In further praise of Julia Margaret Cameron
I just found this photograph as I was looking through an old book I had of Julia Margaret Cameron’s photography and, well, I don’t know, I have always loved the strangely self-conscious scenes that this most extraordinary photographer would create. They were often of biblical stories and fairy-tales and were much criticised at the time – “skirting the abyss of ridicule they create” as one critic wrote. This particular photograph is clearly a religious portrait of Mary, Jesus and John the Baptist.
Her great-niece Laura Troubridge describes what it was like to be photographed by her unconventional aunt Julia.
She would be “dressed in dark clothes, stained with chemicals from her photography, (and smelling of them too), with a plump eager face and a voice husky, and a little harsh, yet in some way compelling and even charming”. As soon as they entered Aunt Julia’s home she and her sister would be dressed up as angels complete with swans’ wings fixed to their shoulders, “while Aunt Julia, with ungentle hand, tousled our hair to get rid of its prim nursery look. Once in her clutches, we were perfectly helpless. ‘Stand there,’ she shouted.”

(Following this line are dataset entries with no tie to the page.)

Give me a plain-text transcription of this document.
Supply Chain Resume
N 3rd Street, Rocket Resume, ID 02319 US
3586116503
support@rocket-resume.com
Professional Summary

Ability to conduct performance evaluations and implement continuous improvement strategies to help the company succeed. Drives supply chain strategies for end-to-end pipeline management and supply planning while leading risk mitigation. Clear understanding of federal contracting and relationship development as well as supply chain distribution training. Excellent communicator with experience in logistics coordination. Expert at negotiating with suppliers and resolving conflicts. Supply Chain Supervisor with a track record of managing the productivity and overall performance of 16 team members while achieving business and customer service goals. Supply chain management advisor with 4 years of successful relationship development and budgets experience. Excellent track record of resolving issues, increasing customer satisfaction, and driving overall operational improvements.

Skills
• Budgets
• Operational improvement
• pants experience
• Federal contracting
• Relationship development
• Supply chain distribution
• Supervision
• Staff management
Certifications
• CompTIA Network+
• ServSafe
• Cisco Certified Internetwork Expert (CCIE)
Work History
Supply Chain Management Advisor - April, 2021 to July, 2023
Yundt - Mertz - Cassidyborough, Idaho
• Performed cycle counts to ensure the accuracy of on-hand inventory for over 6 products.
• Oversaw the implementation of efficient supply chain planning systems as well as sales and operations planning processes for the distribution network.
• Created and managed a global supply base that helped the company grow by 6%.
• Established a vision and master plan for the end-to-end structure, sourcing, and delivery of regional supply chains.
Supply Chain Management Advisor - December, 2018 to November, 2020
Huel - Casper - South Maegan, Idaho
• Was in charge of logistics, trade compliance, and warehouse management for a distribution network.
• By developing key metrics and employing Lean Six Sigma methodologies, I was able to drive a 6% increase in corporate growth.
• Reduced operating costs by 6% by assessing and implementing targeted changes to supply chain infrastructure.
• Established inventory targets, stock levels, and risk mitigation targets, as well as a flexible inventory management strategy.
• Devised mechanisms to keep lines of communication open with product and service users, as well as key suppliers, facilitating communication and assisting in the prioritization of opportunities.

Virginia Woolf was the daughter of Julia Jackson who (I think) is the woman in the photograph above. Virginia Woolf wrote of her Great-Aunt Julia, “Dressed in robes of flowing red velvet, she walked with her friends, stirring a cup of tea as she walked, half-way to the railway station in hot summer weather. There was no eccentricity that she would not have dared on their behalf, no sacrifice that she would not have made to procure a few more minutes of their society,”
I love the eerie feel of the religious tableaux above; the sculpted robes, the distant look of the mother, and the defiant child in her arms as the other child blurs away, so beautiful.